On Thursday, the Hernando County Sheriff's Office released the first tidbit of information since then: The boy was alive when he was born.
Batiste gave birth Oct. 15 at her home at 7281 Blackhawk Trail, Spring Hill, according to the original sheriff's news release from Oct. 18.
Thursday's release also said the specific cause of death is still unknown.
The results of a toxicology report, which is part of the autopsy, will help determine that.
"We have no cause of death, no manner of death," said Elaine Wood, the records custodian at the 5th District Medical Examiner's Office in Leesburg.
What the Sheriff's Office isn't saying at this point is whether Batiste is going to face any charges, or what, exactly, they might be.
"The investigation is still pending," sheriff's spokeswoman Deputy Donna Black said. "I'm not going to speculate."
A 35-year-old St. Petersburg woman accused last week of wrapping her just-born boy in towels, putting him in a tote bag and stuffing the bundle in a trash bin at a JCPenney was charged earlier this week with aggravated manslaughter of a child.
"We knew we had a living, viable infant when he was born," St. Petersburg homicide Sgt. Mike Puetz said during a news conference Tuesday.
"That's apples and oranges," Black said. "The circumstances are different. There is a clear intent there in St. Pete. You just can't compare the two cases."
Or the fact, she said, that charges came almost immediately in St. Petersburg and have not come in three weeks in Hernando.
"We are in the process of an investigation, and we are being thorough," Black said. "We are not going to be pressured into making a quick-snap decision."
Florida has "safe haven" laws that allow a parent to leave an unharmed, unwanted baby younger than three days old at a hospital, a fire station, a doctor's office or an ambulance station without being charged with a crime.

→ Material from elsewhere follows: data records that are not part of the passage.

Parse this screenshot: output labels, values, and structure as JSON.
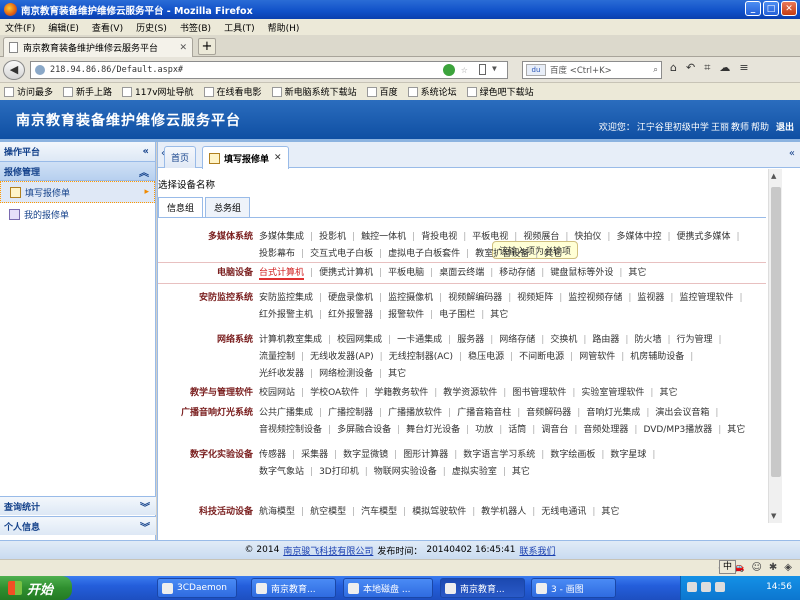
{
  "window": {
    "title": "南京教育装备维护维修云服务平台 - Mozilla Firefox"
  },
  "menu": [
    "文件(F)",
    "编辑(E)",
    "查看(V)",
    "历史(S)",
    "书签(B)",
    "工具(T)",
    "帮助(H)"
  ],
  "browser_tab": {
    "title": "南京教育装备维护维修云服务平台",
    "new_tab": "+"
  },
  "address": {
    "url": "218.94.86.86/Default.aspx#"
  },
  "search": {
    "engine": "百度",
    "placeholder": "百度 <Ctrl+K>"
  },
  "bookmarks": [
    "访问最多",
    "新手上路",
    "117v网址导航",
    "在线看电影",
    "新电脑系统下载站",
    "百度",
    "系统论坛",
    "绿色吧下载站"
  ],
  "app": {
    "title": "南京教育装备维护维修云服务平台",
    "welcome": "欢迎您：",
    "school": "江宁谷里初级中学",
    "user": "王丽",
    "role": "教师",
    "help": "帮助",
    "logout": "退出"
  },
  "sidebar": {
    "header": "操作平台",
    "section": "报修管理",
    "items": [
      {
        "label": "填写报修单"
      },
      {
        "label": "我的报修单"
      }
    ],
    "bottom": [
      "查询统计",
      "个人信息"
    ]
  },
  "main_tabs": [
    {
      "label": "首页"
    },
    {
      "label": "填写报修单"
    }
  ],
  "panel": {
    "title": "选择设备名称",
    "sub_tabs": [
      "信息组",
      "总务组"
    ],
    "tooltip": "该输入项为必输项",
    "selected_item": "台式计算机"
  },
  "categories": [
    {
      "name": "多媒体系统",
      "items": [
        "多媒体集成",
        "投影机",
        "触控一体机",
        "背投电视",
        "平板电视",
        "视频展台",
        "快拍仪",
        "多媒体中控",
        "便携式多媒体",
        "投影幕布",
        "交互式电子白板",
        "虚拟电子白板套件",
        "教室扩音设备",
        "其它"
      ]
    },
    {
      "name": "电脑设备",
      "items": [
        "台式计算机",
        "便携式计算机",
        "平板电脑",
        "桌面云终端",
        "移动存储",
        "键盘鼠标等外设",
        "其它"
      ]
    },
    {
      "name": "安防监控系统",
      "items": [
        "安防监控集成",
        "硬盘录像机",
        "监控摄像机",
        "视频解编码器",
        "视频矩阵",
        "监控视频存储",
        "监视器",
        "监控管理软件",
        "红外报警主机",
        "红外报警器",
        "报警软件",
        "电子围栏",
        "其它"
      ]
    },
    {
      "name": "网络系统",
      "items": [
        "计算机教室集成",
        "校园网集成",
        "一卡通集成",
        "服务器",
        "网络存储",
        "交换机",
        "路由器",
        "防火墙",
        "行为管理",
        "流量控制",
        "无线收发器(AP)",
        "无线控制器(AC)",
        "稳压电源",
        "不间断电源",
        "网管软件",
        "机房辅助设备",
        "光纤收发器",
        "网络检测设备",
        "其它"
      ]
    },
    {
      "name": "教学与管理软件",
      "items": [
        "校园网站",
        "学校OA软件",
        "学籍教务软件",
        "教学资源软件",
        "图书管理软件",
        "实验室管理软件",
        "其它"
      ]
    },
    {
      "name": "广播音响灯光系统",
      "items": [
        "公共广播集成",
        "广播控制器",
        "广播播放软件",
        "广播音箱音柱",
        "音频解码器",
        "音响灯光集成",
        "演出会议音箱",
        "音视频控制设备",
        "多屏融合设备",
        "舞台灯光设备",
        "功放",
        "话筒",
        "调音台",
        "音频处理器",
        "DVD/MP3播放器",
        "其它"
      ]
    },
    {
      "name": "数字化实验设备",
      "items": [
        "传感器",
        "采集器",
        "数字显微镜",
        "图形计算器",
        "数字语言学习系统",
        "数字绘画板",
        "数字星球",
        "数字气象站",
        "3D打印机",
        "物联网实验设备",
        "虚拟实验室",
        "其它"
      ]
    },
    {
      "name": "科技活动设备",
      "items": [
        "航海模型",
        "航空模型",
        "汽车模型",
        "模拟驾驶软件",
        "教学机器人",
        "无线电通讯",
        "其它"
      ]
    }
  ],
  "footer": {
    "copyright": "© 2014",
    "company": "南京骏飞科技有限公司",
    "publish_label": "发布时间：",
    "publish_time": "20140402 16:45:41",
    "contact": "联系我们"
  },
  "taskbar": {
    "start": "开始",
    "tasks": [
      "3CDaemon",
      "南京教育...",
      "本地磁盘 ...",
      "南京教育...",
      "3 - 画图"
    ],
    "ime": "中",
    "clock": "14:56"
  },
  "colors": {
    "app_header": "#1b5cb0",
    "category_text": "#7a1f1f",
    "selected_item": "#d02020",
    "panel_border": "#99bbe8"
  }
}
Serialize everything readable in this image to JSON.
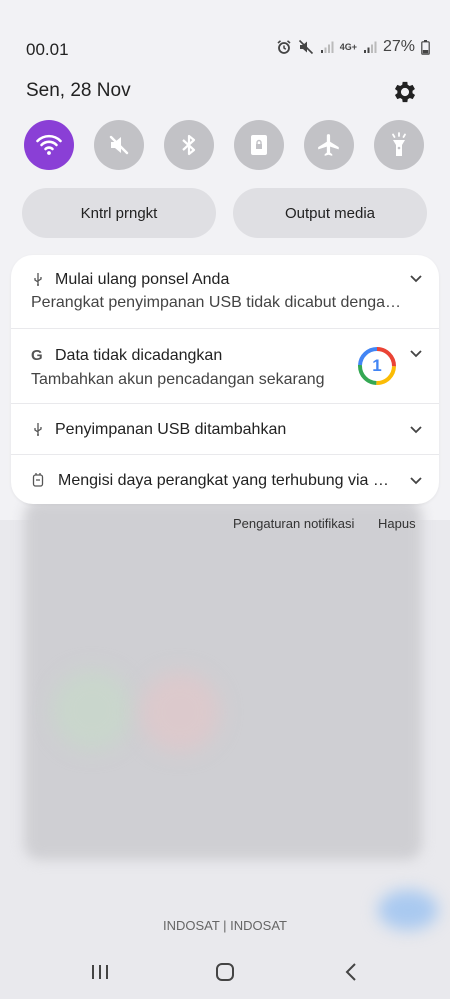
{
  "status_bar": {
    "time": "00.01",
    "network": "4G+",
    "battery": "27%"
  },
  "panel": {
    "date": "Sen, 28 Nov"
  },
  "quick_toggles": [
    {
      "icon": "wifi-icon",
      "active": true
    },
    {
      "icon": "sound-mute-icon",
      "active": false
    },
    {
      "icon": "bluetooth-icon",
      "active": false
    },
    {
      "icon": "portrait-lock-icon",
      "active": false
    },
    {
      "icon": "airplane-icon",
      "active": false
    },
    {
      "icon": "flashlight-icon",
      "active": false
    }
  ],
  "media_buttons": {
    "device_control": "Kntrl prngkt",
    "media_output": "Output media"
  },
  "notifications": [
    {
      "icon": "usb-icon",
      "title": "Mulai ulang ponsel Anda",
      "text": "Perangkat penyimpanan USB tidak dicabut dengan aman."
    },
    {
      "icon": "google-icon",
      "title": "Data tidak dicadangkan",
      "text": "Tambahkan akun pencadangan sekarang",
      "badge": "1"
    },
    {
      "icon": "usb-icon",
      "title": "Penyimpanan USB ditambahkan"
    },
    {
      "icon": "charging-icon",
      "title": "Mengisi daya perangkat yang terhubung via USB"
    }
  ],
  "notification_actions": {
    "settings": "Pengaturan notifikasi",
    "clear": "Hapus"
  },
  "carrier": "INDOSAT | INDOSAT",
  "colors": {
    "accent": "#8a3fd6",
    "toggle_inactive": "#c2c2c6",
    "card_bg": "#ffffff"
  }
}
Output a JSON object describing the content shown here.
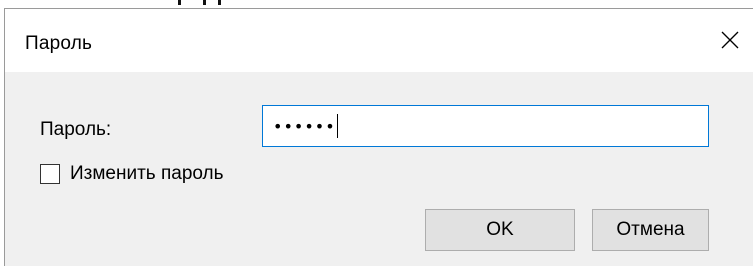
{
  "dialog": {
    "title": "Пароль",
    "close_icon": "close-icon"
  },
  "form": {
    "password_label": "Пароль:",
    "password_value": "••••••",
    "change_password_label": "Изменить пароль",
    "change_password_checked": false
  },
  "buttons": {
    "ok_label": "OK",
    "cancel_label": "Отмена"
  },
  "colors": {
    "focus_border": "#0078d7",
    "dialog_background": "#f0f0f0",
    "button_background": "#e1e1e1"
  }
}
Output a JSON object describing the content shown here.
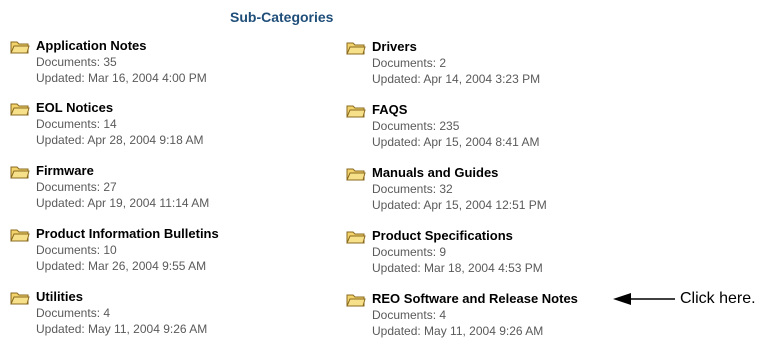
{
  "heading": "Sub-Categories",
  "colors": {
    "heading": "#1f4e79",
    "folder_fill": "#f3d36b",
    "folder_stroke": "#8a6a1f",
    "meta_text": "#5a5a5a"
  },
  "categories": [
    {
      "name": "Application Notes",
      "documents": "Documents: 35",
      "updated": "Updated: Mar 16, 2004 4:00 PM"
    },
    {
      "name": "Drivers",
      "documents": "Documents: 2",
      "updated": "Updated: Apr 14, 2004 3:23 PM"
    },
    {
      "name": "EOL Notices",
      "documents": "Documents: 14",
      "updated": "Updated: Apr 28, 2004 9:18 AM"
    },
    {
      "name": "FAQS",
      "documents": "Documents: 235",
      "updated": "Updated: Apr 15, 2004 8:41 AM"
    },
    {
      "name": "Firmware",
      "documents": "Documents: 27",
      "updated": "Updated: Apr 19, 2004 11:14 AM"
    },
    {
      "name": "Manuals and Guides",
      "documents": "Documents: 32",
      "updated": "Updated: Apr 15, 2004 12:51 PM"
    },
    {
      "name": "Product Information Bulletins",
      "documents": "Documents: 10",
      "updated": "Updated: Mar 26, 2004 9:55 AM"
    },
    {
      "name": "Product Specifications",
      "documents": "Documents: 9",
      "updated": "Updated: Mar 18, 2004 4:53 PM"
    },
    {
      "name": "Utilities",
      "documents": "Documents: 4",
      "updated": "Updated: May 11, 2004 9:26 AM"
    },
    {
      "name": "REO Software and Release Notes",
      "documents": "Documents: 4",
      "updated": "Updated: May 11, 2004 9:26 AM"
    }
  ],
  "callout": {
    "label": "Click here.",
    "icon": "left-arrow-icon"
  }
}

Batiste, who has no criminal history in Hernando, is a 2004 graduate of Central High School. She was active in the Future Farmers of America chapter there and won a business award as a 10th-grader at Central's year-end Evening of Excellence.
The next step for the Sheriff's Office in the case of her baby depends on the results of that toxicology report out of a lab in Melbourne.
Black says that could take three to four weeks.
Wood says it might take up to three months.